If you’re thinking that the P value is the probability that the null hypothesis is true, the probability that you’re making a mistake if you reject the null, or anything else along these lines, that’s the most common misunderstanding. You should click the links above to learn how to correctly interpret P values.

Historical Circumstances Helped Make P Values Confusing

This problem is nearly a century old and goes back to two very antagonistic camps from the early days of hypothesis testing: Fisher's measures of evidence approach (P values) and the Neyman-Pearson error rate approach (alpha). Fisher believed in inductive reasoning, which is the idea that we can use sample data to learn about a population. On the other side, the Neyman-Pearson methodology does not allow analysts to learn from individual studies. Instead, the results only apply to a long series of tests.

Courses and textbooks have mushed these disparate approaches together into the standard hypothesis-testing procedure that is known and taught today. This procedure seems like a seamless combination but it's really a muddled, Frankenstein's-monster combination of sometimes-contradictory methods that has promoted the confusion. The end result of this fusion is that P values are incorrectly entangled with the Type I error rate. Fisher tried to clarify this misunderstanding for decades, but to no avail.

For more information about the merging of these two schools of thought, I recommend this excellent article.

P Values Aren’t What We Really Want to Know

The common misconception is what we'd really like to know. We’d loooove to know the probability that a hypothesis is correct, or the probability that we’re making a mistake. What we get instead is the probability of our observation, which just isn’t as useful.

It would be great if we could take evidence solely from a sample and determine the probability that the sample is wrong.

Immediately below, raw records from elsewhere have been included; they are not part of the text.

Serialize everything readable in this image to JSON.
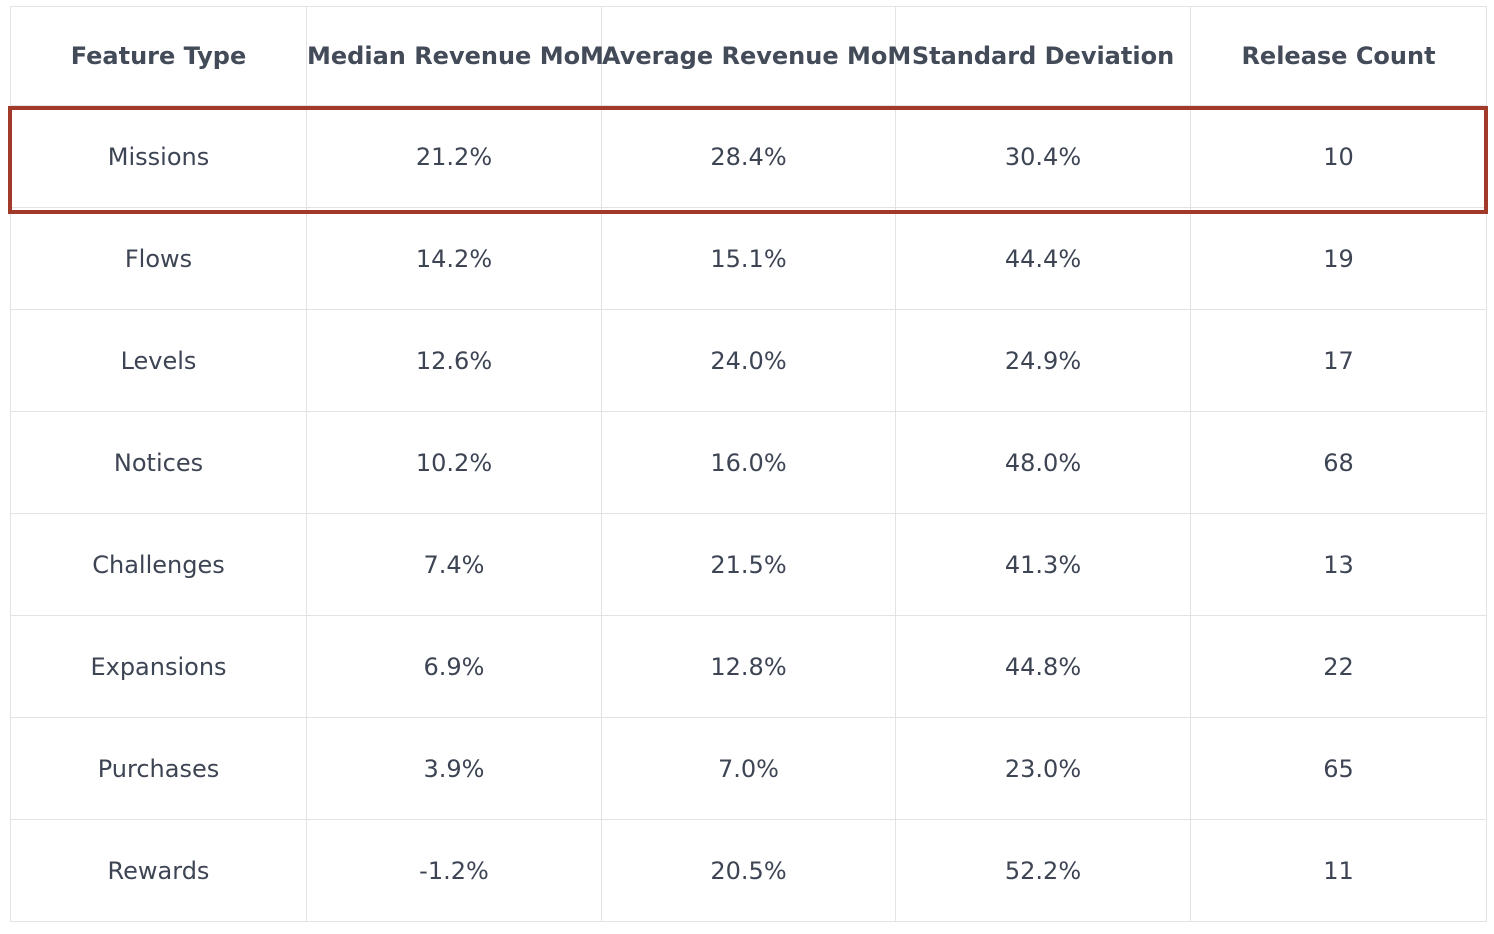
{
  "chart_data": {
    "type": "table",
    "columns": [
      "Feature Type",
      "Median Revenue MoM",
      "Average Revenue MoM",
      "Standard Deviation",
      "Release Count"
    ],
    "rows": [
      [
        "Missions",
        "21.2%",
        "28.4%",
        "30.4%",
        "10"
      ],
      [
        "Flows",
        "14.2%",
        "15.1%",
        "44.4%",
        "19"
      ],
      [
        "Levels",
        "12.6%",
        "24.0%",
        "24.9%",
        "17"
      ],
      [
        "Notices",
        "10.2%",
        "16.0%",
        "48.0%",
        "68"
      ],
      [
        "Challenges",
        "7.4%",
        "21.5%",
        "41.3%",
        "13"
      ],
      [
        "Expansions",
        "6.9%",
        "12.8%",
        "44.8%",
        "22"
      ],
      [
        "Purchases",
        "3.9%",
        "7.0%",
        "23.0%",
        "65"
      ],
      [
        "Rewards",
        "-1.2%",
        "20.5%",
        "52.2%",
        "11"
      ]
    ],
    "highlighted_row": 0,
    "highlight_color": "#a23a2b",
    "grid": true
  }
}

Unfortunately, that's not possible—for logical reasons when you think about it. Without outside information, a sample can’t tell you whether it’s representative of the population.

P values are based exclusively on information contained within a sample. Consequently, P values can't answer the question that we most want answered, but there seems to be an irresistible temptation towards interpreting it that way.

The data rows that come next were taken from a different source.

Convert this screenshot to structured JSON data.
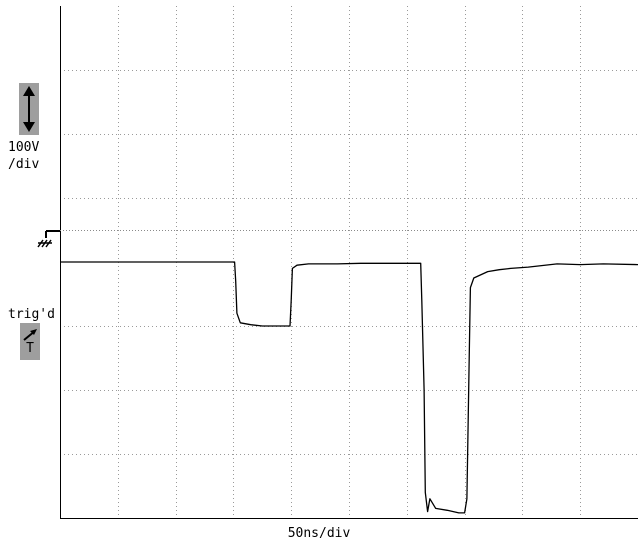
{
  "scope": {
    "vertical_scale": "100V\n/div",
    "vertical_scale_line1": "100V",
    "vertical_scale_line2": "/div",
    "trigger_status": "trig'd",
    "trigger_marker": "T",
    "time_scale": "50ns/div",
    "icons": [
      "vertical-scale-arrows-icon",
      "ground-reference-icon",
      "trigger-slope-icon"
    ],
    "colors": {
      "trace": "#000000",
      "grid": "#9a9a9a",
      "badge": "#9e9e9e"
    }
  },
  "chart_data": {
    "type": "line",
    "title": "",
    "xlabel": "50ns/div",
    "ylabel": "100V/div",
    "xunit": "ns",
    "yunit": "V",
    "xlim": [
      0,
      500
    ],
    "ylim": [
      -400,
      400
    ],
    "x_divisions": 10,
    "y_divisions": 8,
    "grid": true,
    "series": [
      {
        "points": [
          [
            0,
            0
          ],
          [
            151,
            0
          ],
          [
            152,
            -30
          ],
          [
            153,
            -80
          ],
          [
            156,
            -95
          ],
          [
            165,
            -98
          ],
          [
            175,
            -100
          ],
          [
            190,
            -100
          ],
          [
            199,
            -100
          ],
          [
            200,
            -60
          ],
          [
            201,
            -10
          ],
          [
            205,
            -5
          ],
          [
            215,
            -3
          ],
          [
            240,
            -3
          ],
          [
            260,
            -2
          ],
          [
            290,
            -2
          ],
          [
            312,
            -2
          ],
          [
            313,
            -60
          ],
          [
            315,
            -200
          ],
          [
            316,
            -360
          ],
          [
            318,
            -390
          ],
          [
            320,
            -370
          ],
          [
            325,
            -385
          ],
          [
            335,
            -388
          ],
          [
            345,
            -392
          ],
          [
            350,
            -392
          ],
          [
            352,
            -370
          ],
          [
            354,
            -150
          ],
          [
            355,
            -40
          ],
          [
            358,
            -25
          ],
          [
            370,
            -15
          ],
          [
            380,
            -12
          ],
          [
            390,
            -10
          ],
          [
            405,
            -8
          ],
          [
            430,
            -3
          ],
          [
            450,
            -4
          ],
          [
            470,
            -3
          ],
          [
            500,
            -4
          ]
        ]
      }
    ]
  }
}
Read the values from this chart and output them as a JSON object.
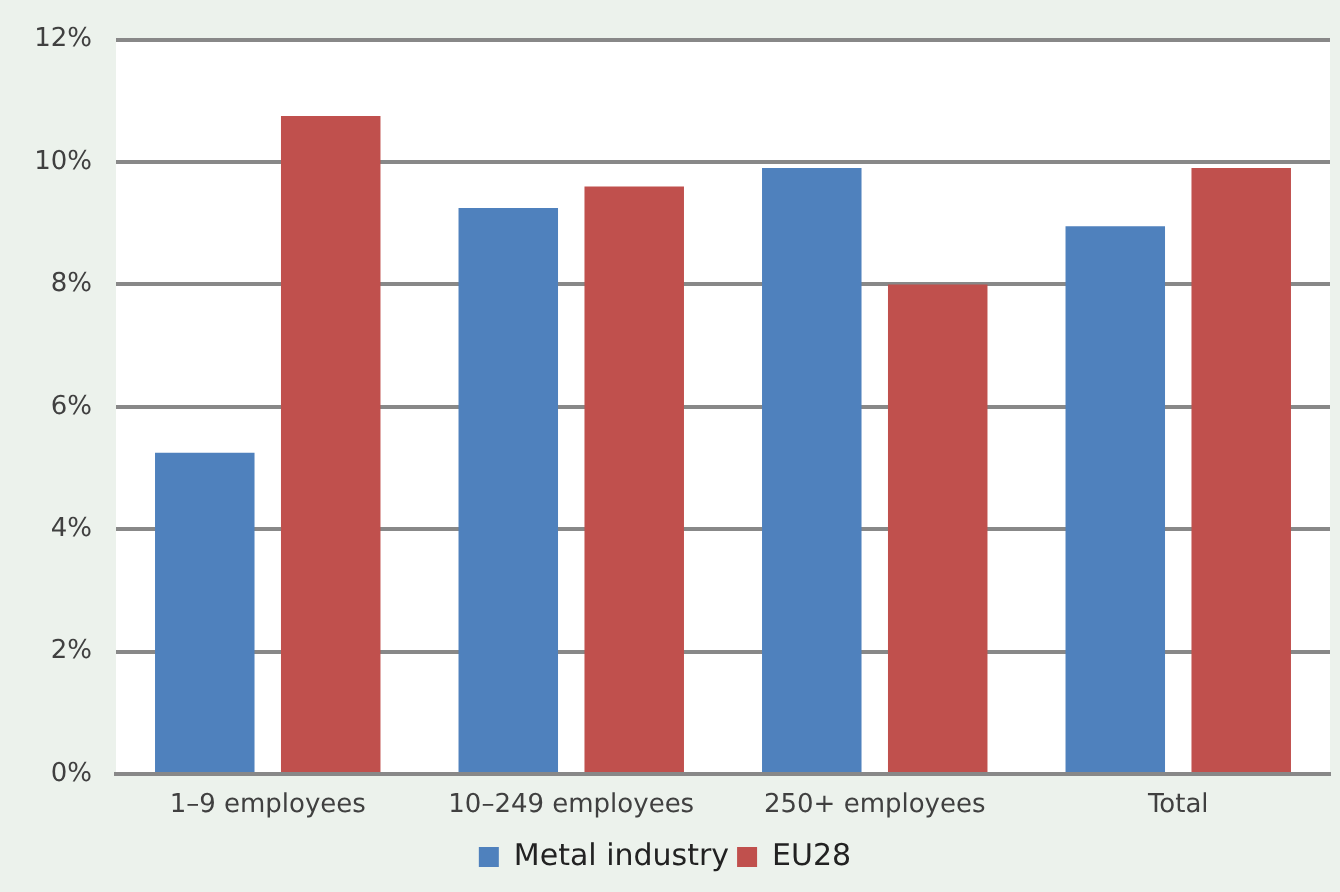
{
  "chart_data": {
    "type": "bar",
    "categories": [
      "1–9 employees",
      "10–249 employees",
      "250+ employees",
      "Total"
    ],
    "series": [
      {
        "name": "Metal industry",
        "color": "#4f81bd",
        "values": [
          5.25,
          9.25,
          9.9,
          8.95
        ]
      },
      {
        "name": "EU28",
        "color": "#c0504d",
        "values": [
          10.75,
          9.6,
          8.0,
          9.9
        ]
      }
    ],
    "ylim": [
      0,
      12
    ],
    "yticks": [
      {
        "value": 0,
        "label": "0%"
      },
      {
        "value": 2,
        "label": "2%"
      },
      {
        "value": 4,
        "label": "4%"
      },
      {
        "value": 6,
        "label": "6%"
      },
      {
        "value": 8,
        "label": "8%"
      },
      {
        "value": 10,
        "label": "10%"
      },
      {
        "value": 12,
        "label": "12%"
      }
    ],
    "grid": "y",
    "legend": "bottom"
  }
}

P Values Have a Convoluted Definition

The correct definition of a P value is fairly convoluted. The definition is based on the probability of observing what you actually did observe (huh?), but in a hypothetical context (a true null hypothesis), and it includes strange wording about results that are at least as extreme as what you observed. It's hard to understand all of that without a lot of study. It's just not intuitive.

Unfortunately, there is no simple and accurate definition that can help counteract the pressures to believe in the common misinterpretation. In fact, the incorrect definition sounds so much simpler than the correct definition. Shoot, not even scientists can explain P values! And, so the misconceptions live on.

What Can Be Done?

Historical circumstances have conspired to confuse the issue. We have a natural tendency to want P values to mean something else.  And, there is no simple yet correct definition for P values that can counteract the common misunderstandings. No wonder this has been a problem for a long time!

Fisher tried in vain to correct this misinterpretation but didn't have much luck. As for myself, I hope to point out that what may seem like a semantic difference between the correct and incorrect definitions actually equates to a huge difference.

Using the incorrect definition is likely to come back to bite you! If you think a P value of 0.05 equates to a 5% chance of a mistake, boy, are you in for a big surprise—because it’s often around 26%! Instead, based on middle-of-the-road assumptions, you’ll need a P value around 0.0027 to achieve an error rate of about 5%. However, not all P values are created equal in terms of the error rate.

I also think that P values are easier for most people to understand graphically than through the tricky definition and the math. So, I wrote a series of blog posts that graphically show why we need hypothesis testing and how it works.

I have no reason to expect that I'll have any more impact than Fisher did himself, but it's an attempt!